Oh yeah. I was putting lines in already that if it says the speakjet is doing something, keep trying until it is your turn.
That was my question.... if the TTS would see that as an op code, or if it would actually cause the speakjet to output the number correctly. Making a routine that (when in dec mode) quickly enables pass through mode, outputs the number directly to the SpeakJet, then shut passthrough off would be a very fast work around.
Rare as hen's teeth. There's a 100 ohm, 2" diameter speaker for $2 at http://www.phanderson.com/picaxe near the bottom of the page
Apparently hens are getting more teeth. Pololu has sold a 100 ohm 30mm speaker for some time. It's REALLY loud.
-- Gordon
When the TTS is active and I send a text string with a number it speaks the number properly. "Number 85" comes out spoken as "Number eighty five" I haven't tried any larger numbers so I don't know how it will react.
At the moment I'm running into odd issues when I try putting the TTS chip in passthru mode in order to send codes directly to the speech chip. It's a bit frustrating and I think I have a spare set that I can use on the Propeller PPDB to see if I can replicate and resolve the problem there. At the moment I am avoiding the passthrough mode ot just sending very small sections of codes direct.
Robert
Can anyone tell me the capability of interfacing TTS256 with speakjet that is how many words that can speak.someone told that it ll speak 1ly 8 words whether it correct r not can u help me with this.
http://www.speechchips.com/shop/
They should be able to provide all the details you need since they made that chip.

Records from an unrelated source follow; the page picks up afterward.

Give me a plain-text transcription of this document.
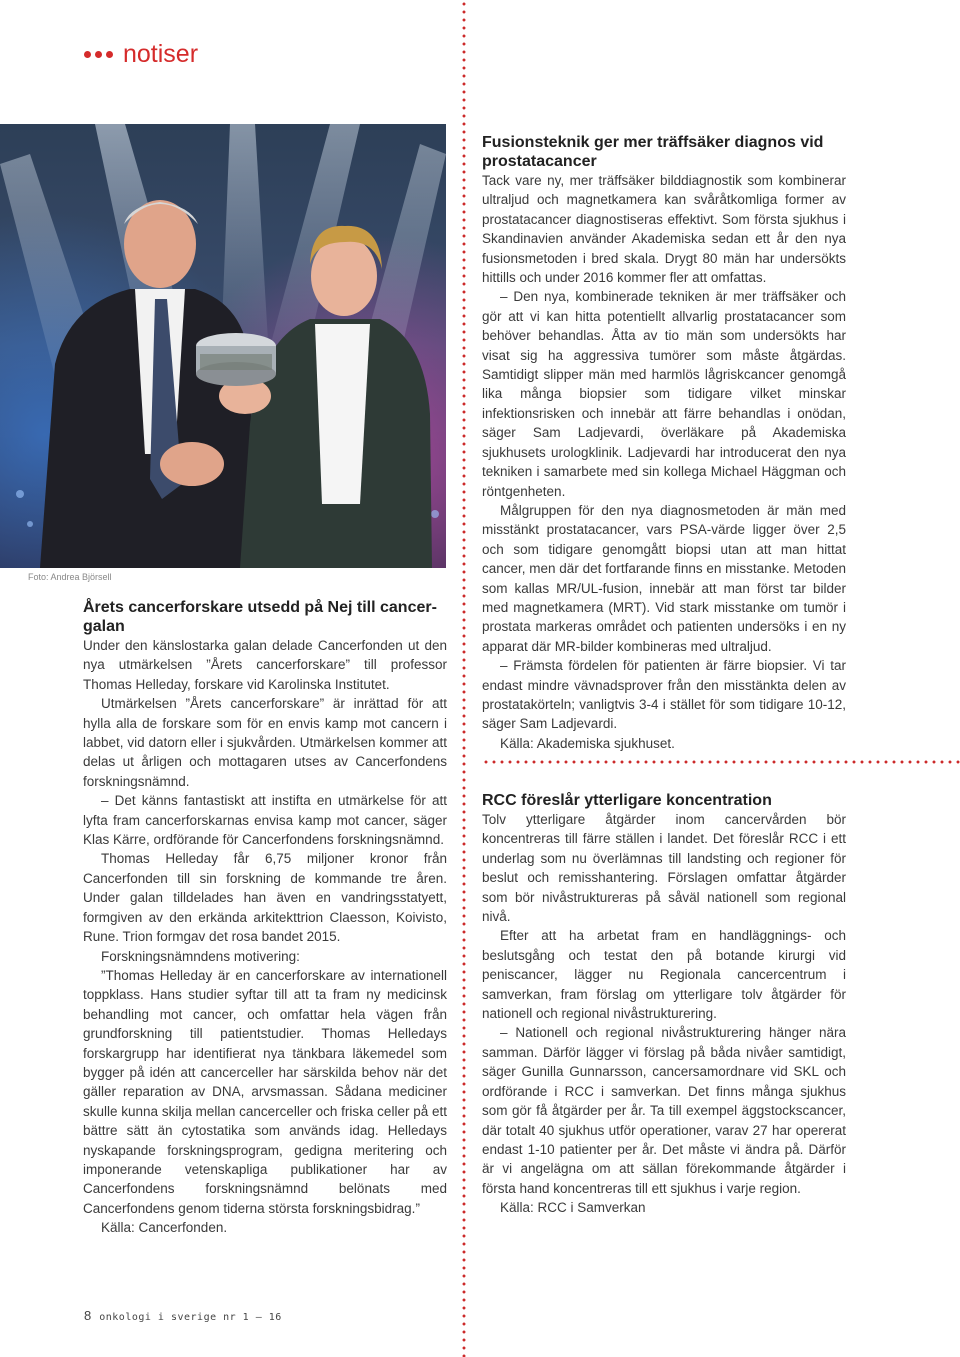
notiser
Foto: Andrea Björsell
Årets cancerforskare utsedd på Nej till cancer-galan

Under den känslostarka galan delade Cancerfonden ut den nya utmärkelsen ”Årets cancerforskare” till professor Thomas Helleday, forskare vid Karolinska Institutet.

Utmärkelsen ”Årets cancerforskare” är inrättad för att hylla alla de forskare som för en envis kamp mot cancern i labbet, vid datorn eller i sjukvården. Utmärkelsen kommer att delas ut årligen och mottagaren utses av Cancerfondens forskningsnämnd.

– Det känns fantastiskt att instifta en utmärkelse för att lyfta fram cancerforskarnas envisa kamp mot cancer, säger Klas Kärre, ordförande för Cancerfondens forskningsnämnd.

Thomas Helleday får 6,75 miljoner kronor från Cancerfonden till sin forskning de kommande tre åren. Under galan tilldelades han även en vandringsstatyett, formgiven av den erkända arkitekttrion Claesson, Koivisto, Rune. Trion formgav det rosa bandet 2015.

Forskningsnämndens motivering:

”Thomas Helleday är en cancerforskare av internationell toppklass. Hans studier syftar till att ta fram ny medicinsk behandling mot cancer, och omfattar hela vägen från grundforskning till patientstudier. Thomas Helledays forskargrupp har identifierat nya tänkbara läkemedel som bygger på idén att cancerceller har särskilda behov när det gäller reparation av DNA, arvsmassan. Sådana mediciner skulle kunna skilja mellan cancerceller och friska celler på ett bättre sätt än cytostatika som används idag. Helledays nyskapande forskningsprogram, gedigna meritering och imponerande vetenskapliga publikationer har av Cancerfondens forskningsnämnd belönats med Cancerfondens genom tiderna största forskningsbidrag.”

Källa: Cancerfonden.

Fusionsteknik ger mer träffsäker diagnos vid prostatacancer

Tack vare ny, mer träffsäker bilddiagnostik som kombinerar ultraljud och magnetkamera kan svåråtkomliga former av prostatacancer diagnostiseras effektivt. Som första sjukhus i Skandinavien använder Akademiska sedan ett år den nya fusionsmetoden i bred skala. Drygt 80 män har undersökts hittills och under 2016 kommer fler att omfattas.

– Den nya, kombinerade tekniken är mer träffsäker och gör att vi kan hitta potentiellt allvarlig prostatacancer som behöver behandlas. Åtta av tio män som undersökts har visat sig ha aggressiva tumörer som måste åtgärdas. Samtidigt slipper män med harmlös lågriskcancer genomgå lika många biopsier som tidigare vilket minskar infektionsrisken och innebär att färre behandlas i onödan, säger Sam Ladjevardi, överläkare på Akademiska sjukhusets urologklinik. Ladjevardi har introducerat den nya tekniken i samarbete med sin kollega Michael Häggman och röntgenheten.

Målgruppen för den nya diagnosmetoden är män med misstänkt prostatacancer, vars PSA-värde ligger över 2,5 och som tidigare genomgått biopsi utan att man hittat cancer, men där det fortfarande finns en misstanke. Metoden som kallas MR/UL-fusion, innebär att man först tar bilder med magnetkamera (MRT). Vid stark misstanke om tumör i prostata markeras området och patienten undersöks i en ny apparat där MR-bilder kombineras med ultraljud.

– Främsta fördelen för patienten är färre biopsier. Vi tar endast mindre vävnadsprover från den misstänkta delen av prostatakörteln; vanligtvis 3-4 i stället för som tidigare 10-12, säger Sam Ladjevardi.

Källa: Akademiska sjukhuset.

RCC föreslår ytterligare koncentration

Tolv ytterligare åtgärder inom cancervården bör koncentreras till färre ställen i landet. Det föreslår RCC i ett underlag som nu överlämnas till landsting och regioner för beslut och remisshantering. Förslagen omfattar åtgärder som bör nivåstruktureras på såväl nationell som regional nivå.

Efter att ha arbetat fram en handläggnings- och beslutsgång och testat den på botande kirurgi vid peniscancer, lägger nu Regionala cancercentrum i samverkan, fram förslag om ytterligare tolv åtgärder för nationell och regional nivåstrukturering.

– Nationell och regional nivåstrukturering hänger nära samman. Därför lägger vi förslag på båda nivåer samtidigt, säger Gunilla Gunnarsson, cancersamordnare vid SKL och ordförande i RCC i samverkan. Det finns många sjukhus som gör få åtgärder per år. Ta till exempel äggstockscancer, där totalt 40 sjukhus utför operationer, varav 27 har opererat endast 1-10 patienter per år. Det måste vi ändra på. Därför är vi angelägna om att sällan förekommande åtgärder i första hand koncentreras till ett sjukhus i varje region.

Källa: RCC i Samverkan

8 onkologi i sverige nr 1 – 16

I have a YouTube video with the TTS256 interfaced with a speakjet. It uses a bunch or rules to convert the text to allophones. The TTS256 needs to be used with a chip like the Speakjet in order to produce speech.
Speechchips.com has a better chip (and less expensive), the SP0-512 aka RoboVoice. erco has an article in this month's Servo Magazine showing how to use it.
The RoboVoice chip is on sale this month (thanks to erco's article) so now is the time to purchase several of them. I think the SpeakJet is will soon be dead.
While I think the RoboVoice is a great chip, it doesn't come close to the quality of voice produced by Parallax's Emic 2. The Emic 2 is easier to use than any of the other options I've mentioned (no surprise, it's also more expensive (but still worth the price)).